L'Explication Prémisse
L'article 967 dit simplement que chacun peut organiser la transmission de ses biens par testament et qu'il n'est pas obligé d'utiliser des mots précis : il peut désigner un « héritier » (institution d'héritier), faire des « legs » (donner des biens déterminés) ou employer toute autre formule qui montre clairement sa volonté. L'essentiel est que l'intention du testateur apparaisse ; la dénomination choisie n'empêche pas d'interpréter l'acte selon ce que la personne a réellement voulu. Bien sûr, cette liberté reste soumise aux règles formelles du testament et aux limites imposées par la loi (par exemple la réserve héréditaire).
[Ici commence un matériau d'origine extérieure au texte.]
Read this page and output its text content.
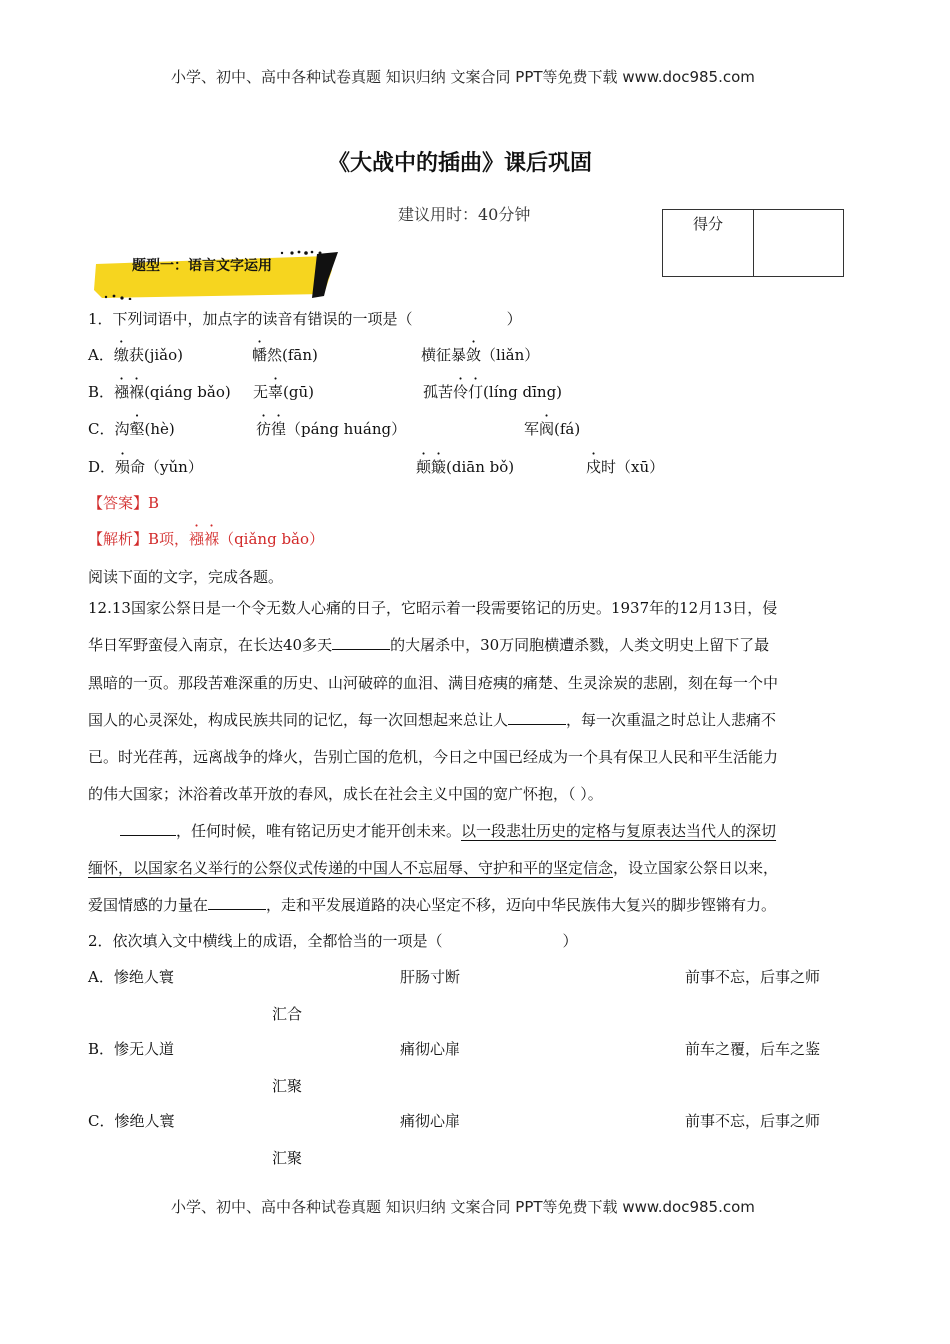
小学、初中、高中各种试卷真题 知识归纳 文案合同 PPT等免费下载 www.doc985.com
小学、初中、高中各种试卷真题 知识归纳 文案合同 PPT等免费下载 www.doc985.com
《大战中的插曲》课后巩固
建议用时：40分钟	得分
题型一：语言文字运用
1．下列词语中，加点字的读音有错误的一项是（	）
A．缴获(jiǎo)	幡然(fān)	横征暴敛（liǎn）
B．襁褓(qiáng bǎo) 无辜(gū)	孤苦伶仃(líng dīng)
C．沟壑(hè)	彷徨（páng huáng）	军阀(fá)
D．殒命（yǔn）	颠簸(diān bǒ)	戍时（xū）
【答案】B
【解析】B项，襁褓（qiǎng bǎo）
阅读下面的文字，完成各题。
12.13国家公祭日是一个令无数人心痛的日子，它昭示着一段需要铭记的历史。1937年的12月13日，侵
华日军野蛮侵入南京，在长达40多天	的大屠杀中，30万同胞横遭杀戮，人类文明史上留下了最
黑暗的一页。那段苦难深重的历史、山河破碎的血泪、满目疮痍的痛楚、生灵涂炭的悲剧，刻在每一个中
国人的心灵深处，构成民族共同的记忆，每一次回想起来总让人	，每一次重温之时总让人悲痛不
已。时光荏苒，远离战争的烽火，告别亡国的危机，今日之中国已经成为一个具有保卫人民和平生活能力
的伟大国家；沐浴着改革开放的春风，成长在社会主义中国的宽广怀抱，（ ）。
，任何时候，唯有铭记历史才能开创未来。以一段悲壮历史的定格与复原表达当代人的深切
缅怀，以国家名义举行的公祭仪式传递的中国人不忘屈辱、守护和平的坚定信念，设立国家公祭日以来，
爱国情感的力量在	，走和平发展道路的决心坚定不移，迈向中华民族伟大复兴的脚步铿锵有力。
2．依次填入文中横线上的成语，全都恰当的一项是（	）
A．惨绝人寰	肝肠寸断	前事不忘，后事之师
汇合
B．惨无人道	痛彻心扉	前车之覆，后车之鉴
汇聚
C．惨绝人寰	痛彻心扉	前事不忘，后事之师
汇聚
Exemple : Louise écrit un testament où elle met « je veux que Marc reçoive tout ce que j'ai » sans dire explicitement « je le fais mon héritier ». Même si elle n'emploie pas le mot « héritier », les juges pourront considérer qu'elle a institué Marc héritier, car sa volonté de lui transmettre l'ensemble de ses biens est claire. À l'inverse, si elle écrit « je donne ma voiture à Marc », il s'agit d'un legs portant sur un bien précis, distinct de l'institution d'héritier.
- Toute personne peut disposer de ses biens par testament (capacité requise selon le droit commun).
- On peut instituer un héritier (transmission d'une part de la succession) ou faire des legs (biens déterminés ou sommes d'argent).
- La dénomination employée n'est pas décisive : ce qui compte, c'est la volonté manifeste du testateur.
- La substance prime sur la forme : une expression non technique peut valoir institution d'héritier si l'intention est claire.
- Le testament doit respecter les formalités légales (formules, signature, témoins ou forme authentique) pour être valable.
- La liberté testamentaire est encadrée : elle est limitée par des règles impératives (notamment la réserve héréditaire en faveur des héritiers réservataires).